The Nexus Mall Grand Prix
Before Thanos could snap, Deadpool snapped his own fingers.
The food court transformed into a neon-soaked race track. Vehicles materialized instantly.
Batman was in the Batmobile (which now had 'Hello Kitty' stickers thanks to Deadpool).SpongeBob was driving a literal boulder. ("The pioneers used to ride these babies for miles!")Rick Sanchez was in his trash-ship, currently using a portal gun to cheat before the race even started.Vegeta was in a pink convertible, looking absolutely humiliated.Thanos was forced into a tiny, purple tricycle.
"I will not participate in this mockery!" Thanos yelled, his knees hitting his chin as he pedaled.
"Too late, Grimace!" Deadpool hopped into a golf cart with Rentarou and his 27+ girlfriends. "Hey, Rentarou, buddy, move over. I need room for my chimichangas. Also, congrats on the harem. I'm not jealous.
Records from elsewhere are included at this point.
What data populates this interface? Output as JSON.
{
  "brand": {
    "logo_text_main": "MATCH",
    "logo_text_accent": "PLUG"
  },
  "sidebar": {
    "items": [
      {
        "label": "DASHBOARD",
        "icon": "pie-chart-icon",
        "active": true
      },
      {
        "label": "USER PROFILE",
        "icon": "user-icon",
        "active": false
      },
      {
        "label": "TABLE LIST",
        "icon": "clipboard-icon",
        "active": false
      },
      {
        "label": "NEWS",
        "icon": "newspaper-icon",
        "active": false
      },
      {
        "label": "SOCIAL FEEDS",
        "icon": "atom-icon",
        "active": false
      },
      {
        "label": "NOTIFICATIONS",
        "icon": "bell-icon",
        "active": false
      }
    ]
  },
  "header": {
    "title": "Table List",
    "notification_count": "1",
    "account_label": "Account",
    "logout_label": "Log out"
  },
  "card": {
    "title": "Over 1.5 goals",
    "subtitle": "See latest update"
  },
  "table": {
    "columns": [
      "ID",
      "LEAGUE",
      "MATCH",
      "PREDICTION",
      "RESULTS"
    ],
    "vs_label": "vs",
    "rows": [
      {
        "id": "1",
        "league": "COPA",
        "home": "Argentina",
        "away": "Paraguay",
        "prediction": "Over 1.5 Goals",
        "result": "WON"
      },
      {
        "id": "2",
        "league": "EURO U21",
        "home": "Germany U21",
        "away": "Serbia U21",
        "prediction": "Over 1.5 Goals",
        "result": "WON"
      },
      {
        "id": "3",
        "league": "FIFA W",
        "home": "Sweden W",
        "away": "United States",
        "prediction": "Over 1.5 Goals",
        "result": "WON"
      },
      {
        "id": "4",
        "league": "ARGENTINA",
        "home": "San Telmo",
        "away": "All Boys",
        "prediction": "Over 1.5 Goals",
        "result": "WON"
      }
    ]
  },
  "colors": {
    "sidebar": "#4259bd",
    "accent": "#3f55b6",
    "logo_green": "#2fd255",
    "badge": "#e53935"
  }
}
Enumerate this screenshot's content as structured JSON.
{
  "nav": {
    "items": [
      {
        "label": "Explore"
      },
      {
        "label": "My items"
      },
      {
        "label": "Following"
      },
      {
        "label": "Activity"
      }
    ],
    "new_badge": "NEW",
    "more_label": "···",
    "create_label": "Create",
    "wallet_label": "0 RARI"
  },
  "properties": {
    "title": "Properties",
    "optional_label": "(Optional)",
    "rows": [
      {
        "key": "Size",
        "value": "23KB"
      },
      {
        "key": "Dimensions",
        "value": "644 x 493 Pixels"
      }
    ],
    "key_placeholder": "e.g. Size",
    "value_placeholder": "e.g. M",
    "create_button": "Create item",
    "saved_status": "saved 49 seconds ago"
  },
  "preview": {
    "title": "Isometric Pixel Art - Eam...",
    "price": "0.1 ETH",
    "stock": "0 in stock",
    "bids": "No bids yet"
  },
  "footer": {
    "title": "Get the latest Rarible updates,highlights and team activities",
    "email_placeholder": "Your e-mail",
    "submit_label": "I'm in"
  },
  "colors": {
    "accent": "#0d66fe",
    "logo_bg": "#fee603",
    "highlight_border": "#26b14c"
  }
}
I'm just... intensely, violently envious."
The Race of Idiocy
"Ready... Set... PLUS ULTRA!" All Might shouted, dropping a checkered flag.
The engines roared. Batman took an early lead, but was immediately cut off by Scooby-Doo and Shaggy in the Mystery Machine, who were trying to escape a very confused Sukuna.
"ZOINKS! Shaggy, that guy has four eyes and he's trying to eat our sandwiches!" "Like, run, Scoob! Use the nitro-charged Scooby Snacks!"
Deadpool, meanwhile, was leaning out of his golf cart with a megaphone. "Hey, Saitama! Catch!" He threw a blue shell.
Saitama caught the blue shell with one hand. "Is this... a turtle? Can I eat it?" "No, it's a heat-seeking missile of pure frustration!" Deadpool yelled. "Throw it at the guy with the chin!"
Saitama tossed the shell. It didn't just hit Thanos; it broke the sound barrier, looped around the mall three times, and accidentally knocked Peter Griffin off his lawnmower in a completely different universe.
The Mystery Guest
As the racers rounded the final turn toward the 'Golden Cabbage' finish line, the floor collapsed. A giant, green pipe rose from the ground.
"It's-a me!"
Mario didn't even get to finish his catchphrase. He was immediately tackled by Homer Simpson, who thought Mario was a giant pepperoni.
"Mmm... plumber..." Homer drooled.
Deadpool looked at the chaos. He looked at Rick Sanchez accidentally portaling himself into a dimension where everyone is a shrimp. He looked at Batman trying to interrogate a 'No Parking' sign.
"Okay, Soum(why me you bastard)," Deadpool said, looking directly at the screen. "Things are getting a bit too spicy. We need a wildcard. Someone who can break the logic even more than me."
Deadpool reached into his pocket and pulled out a remote control. He pressed a button labeled 'Nostalgia n' Chaos'.
Suddenly, the mall speakers stopped playing anime music. They started playing the theme to... The Bugs Bunny Show.
"What's up, doc?" Bugs Bunny asked, leaning against Thanos's gauntlet and munching on a carrot. "You look a little stressed. Have you tried 'ACME' brand reality-warping? It's a hoooooooooooooooooooooooooooooooooooooooooooooooooooooooooooooooot."